Coöperatieve systemen voor alle wegbeheerders
Mattieu Nuijten (architect verkeersmanagement bij Advin B.V. in Hoofddorp) Bert van der Veen (senior adviseur bij Advin B.V. in Hoofddorp) Joep Hintzen (afdelingshoofd Mobiliteit bij Advin B.V. in Hoofddorp)
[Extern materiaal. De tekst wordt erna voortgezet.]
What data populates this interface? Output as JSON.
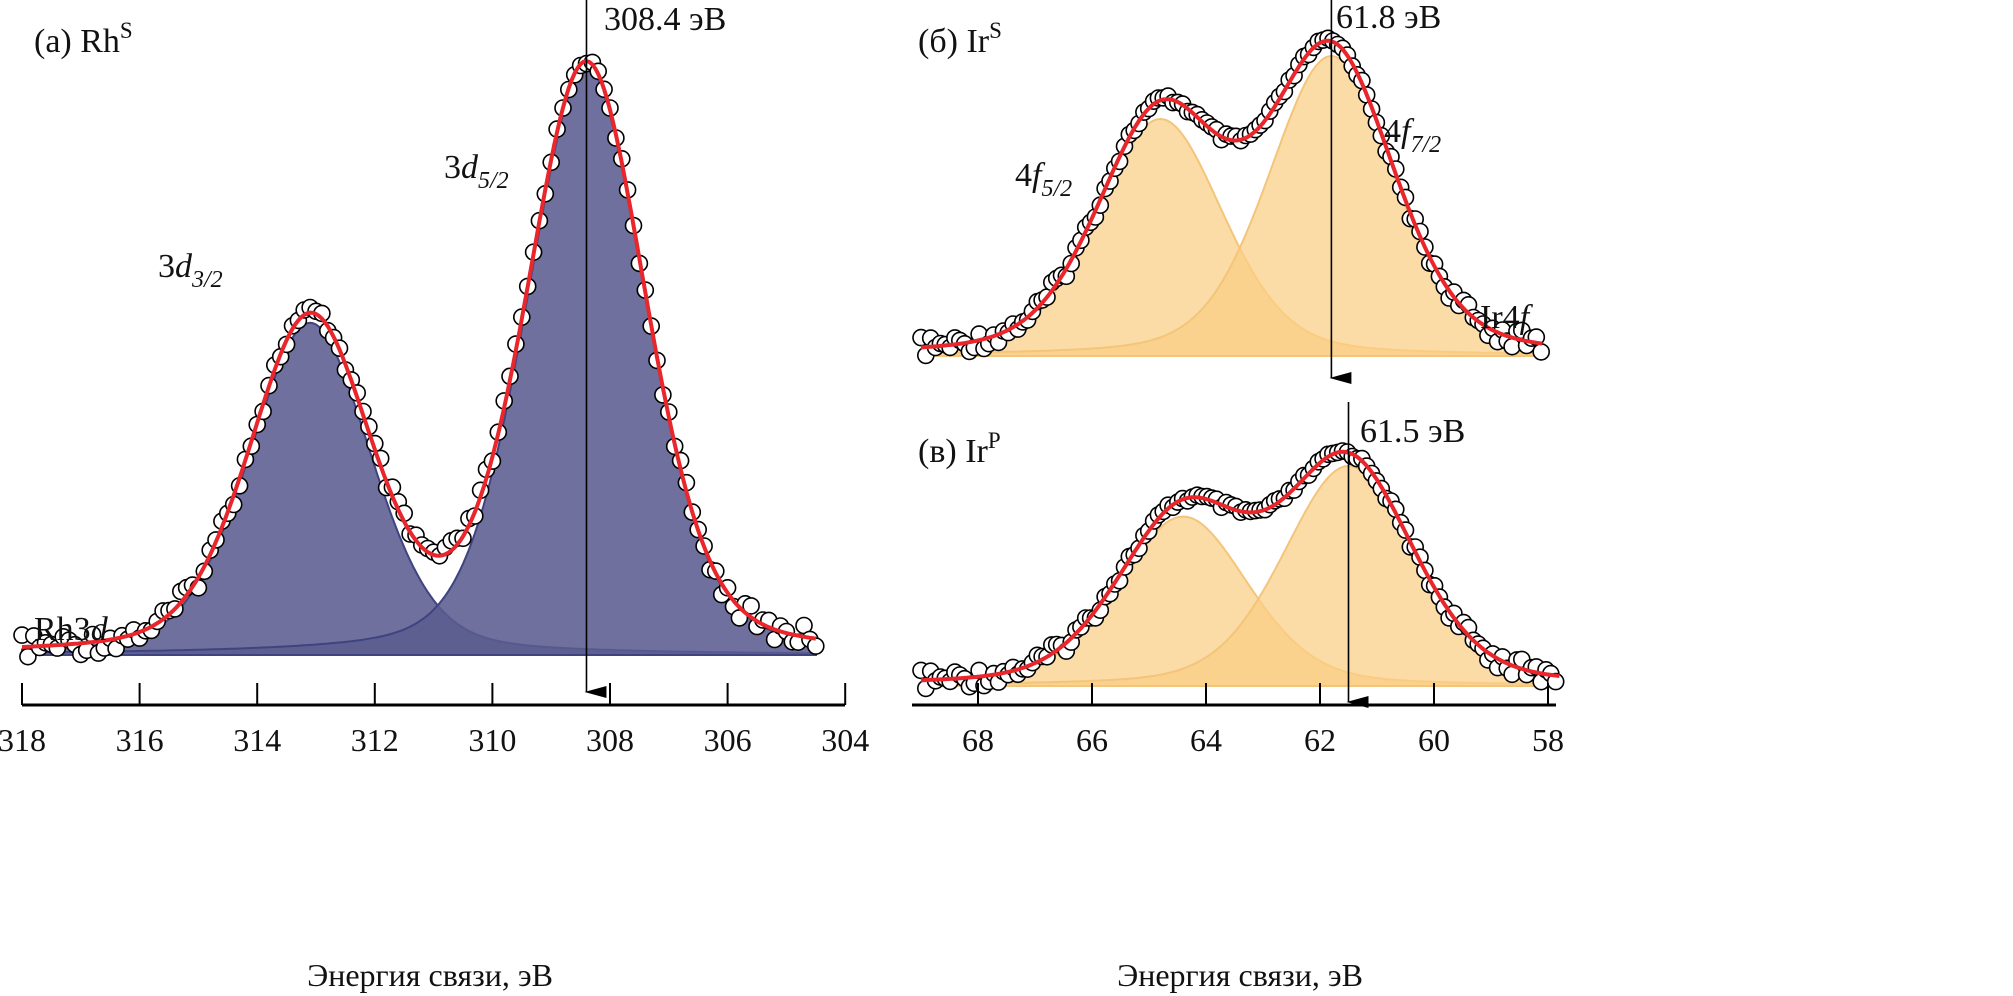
{
  "chart_data": [
    {
      "type": "line",
      "id": "a",
      "panel_label": {
        "prefix": "(а) Rh",
        "sup": "S"
      },
      "series_label": {
        "main": "Rh3",
        "italic": "d"
      },
      "xlabel": "Энергия связи, эВ",
      "xlim": [
        318,
        304
      ],
      "xticks": [
        "318",
        "316",
        "314",
        "312",
        "310",
        "308",
        "306",
        "304"
      ],
      "xtick_values": [
        318,
        316,
        314,
        312,
        310,
        308,
        306,
        304
      ],
      "annotation": {
        "text": "308.4 эВ",
        "x": 308.4
      },
      "fill_color": "#5b5c8f",
      "fit_color": "#e8262b",
      "components": [
        {
          "name": "3d3/2",
          "label": {
            "main": "3",
            "italic": "d",
            "sub": "3/2"
          },
          "center": 313.1,
          "fwhm": 2.45,
          "height": 0.565
        },
        {
          "name": "3d5/2",
          "label": {
            "main": "3",
            "italic": "d",
            "sub": "5/2"
          },
          "center": 308.4,
          "fwhm": 2.4,
          "height": 1.0
        }
      ],
      "data_range": [
        318,
        304.5
      ]
    },
    {
      "type": "line",
      "id": "b",
      "panel_label": {
        "prefix": "(б) Ir",
        "sup": "S"
      },
      "series_label": {
        "main": "Ir4",
        "italic": "f"
      },
      "annotation": {
        "text": "61.8 эВ",
        "x": 61.8
      },
      "fill_color": "#fbcf83",
      "fit_color": "#e8262b",
      "components": [
        {
          "name": "4f5/2",
          "label": {
            "main": "4",
            "italic": "f",
            "sub": "5/2"
          },
          "center": 64.8,
          "fwhm": 2.6,
          "height": 0.79
        },
        {
          "name": "4f7/2",
          "label": {
            "main": "4",
            "italic": "f",
            "sub": "7/2"
          },
          "center": 61.8,
          "fwhm": 2.6,
          "height": 1.0
        }
      ],
      "data_range": [
        69,
        58.1
      ]
    },
    {
      "type": "line",
      "id": "c",
      "panel_label": {
        "prefix": "(в) Ir",
        "sup": "P"
      },
      "xlabel": "Энергия связи, эВ",
      "xlim": [
        69.2,
        57.8
      ],
      "xticks": [
        "68",
        "66",
        "64",
        "62",
        "60",
        "58"
      ],
      "xtick_values": [
        68,
        66,
        64,
        62,
        60,
        58
      ],
      "annotation": {
        "text": "61.5 эВ",
        "x": 61.5
      },
      "fill_color": "#fbcf83",
      "fit_color": "#e8262b",
      "components": [
        {
          "name": "4f5/2",
          "center": 64.4,
          "fwhm": 2.7,
          "height": 0.77
        },
        {
          "name": "4f7/2",
          "center": 61.5,
          "fwhm": 2.7,
          "height": 1.0
        }
      ],
      "data_range": [
        69,
        57.8
      ]
    }
  ]
}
Samenvatting Tijdens de Intertraffic 2010 werd de Showcase Coöperatieve Systemen 2010 gehouden. Overheid en industrie lieten daar zien hoe in drie Europese projecten is gewerkt aan communicatiestandaards (CVIS), verschillende toepassingen voor verkeersmanagement (COOPERS) en een veilige plaats op de weg voor ieder voertuig (SAFESPOT). De boodschap: coöperatieve systemen zijn maakbaar en verbeteren doorstroming, veiligheid en milieu. Bij Advin zien we een nieuw toepassingsgebied: coöperatieve systemen voor het verbeteren van beheer en onderhoud, asset management. Kunnen we vanuit dit toepassingsgebied samen de volgende stap naar de toekomst maken?
Trefwoorden Dynamisch verkeersmanagement, Coöperatieve systemen, Beheer en Onderhoud, Asset management, Business model.
0
1. Inleiding
Tijdens de Intertraffic 2010 werd de Showcase Coöperatieve Systemen 2010 gehouden. Overheid en industrie lieten zien hoe in drie Europese projecten is gewerkt aan communicatiestandaards (CVIS) en verschillende toepassingen voor verkeersmanagement (COOPERS) en een veilige plaats op de weg voor ieder voertuig (SAFESPOT). De boodschap: coöperatieve systemen zijn maakbaar en ze verbeteren doorstroming, veiligheid en milieu. De ontwikkelingen in deze drie Europese projecten zijn vooral geënt op ontwikkelingen in de auto-industrie en op de ontwikkeling van wegkantapparatuur. De wegbeheerder was nauwelijks in beeld. En als deze in beeld was dan was het vooral vanuit de beleidsmatige oogpunt: in welke mate dragen deze systemen bij aan doorstroming, veiligheid en milieu. De invalshoek van de wegbeheerder als daadwerkelijk, operationeel beheerder van infrastructuur en elektrotechnische systemen langs de weg is daarin onderbelicht. Toch liet de Intertraffic zien dat coöperatieve systemen impact zullen hebben op alle wegbeheerders. Zij zijn het die de systemen langs de weg (laten) plaatsen en dus met investeringen en beheer en onderhoud te maken krijgen of, in business modellen met een afstandelijke overheid: met het toestaan (vergunnen) van apparatuur langs de infrastructuur en het verlenen van vergunningen om daaraan werkzaamheden te mogen verrichten. Wij verwachten dat iedere wegbeheerder te maken krijgt met coöperatieve systemen. In dit artikel willen wij nagaan of deze systemen toegevoegde waarde hebben voor dagelijkse praktijk van de wegbeheerder en hoe de wegbeheerder kan bijdragen aan implementatie van dergelijke systemen. 2. Coöperatieve systemen, waar hebben we het dan over?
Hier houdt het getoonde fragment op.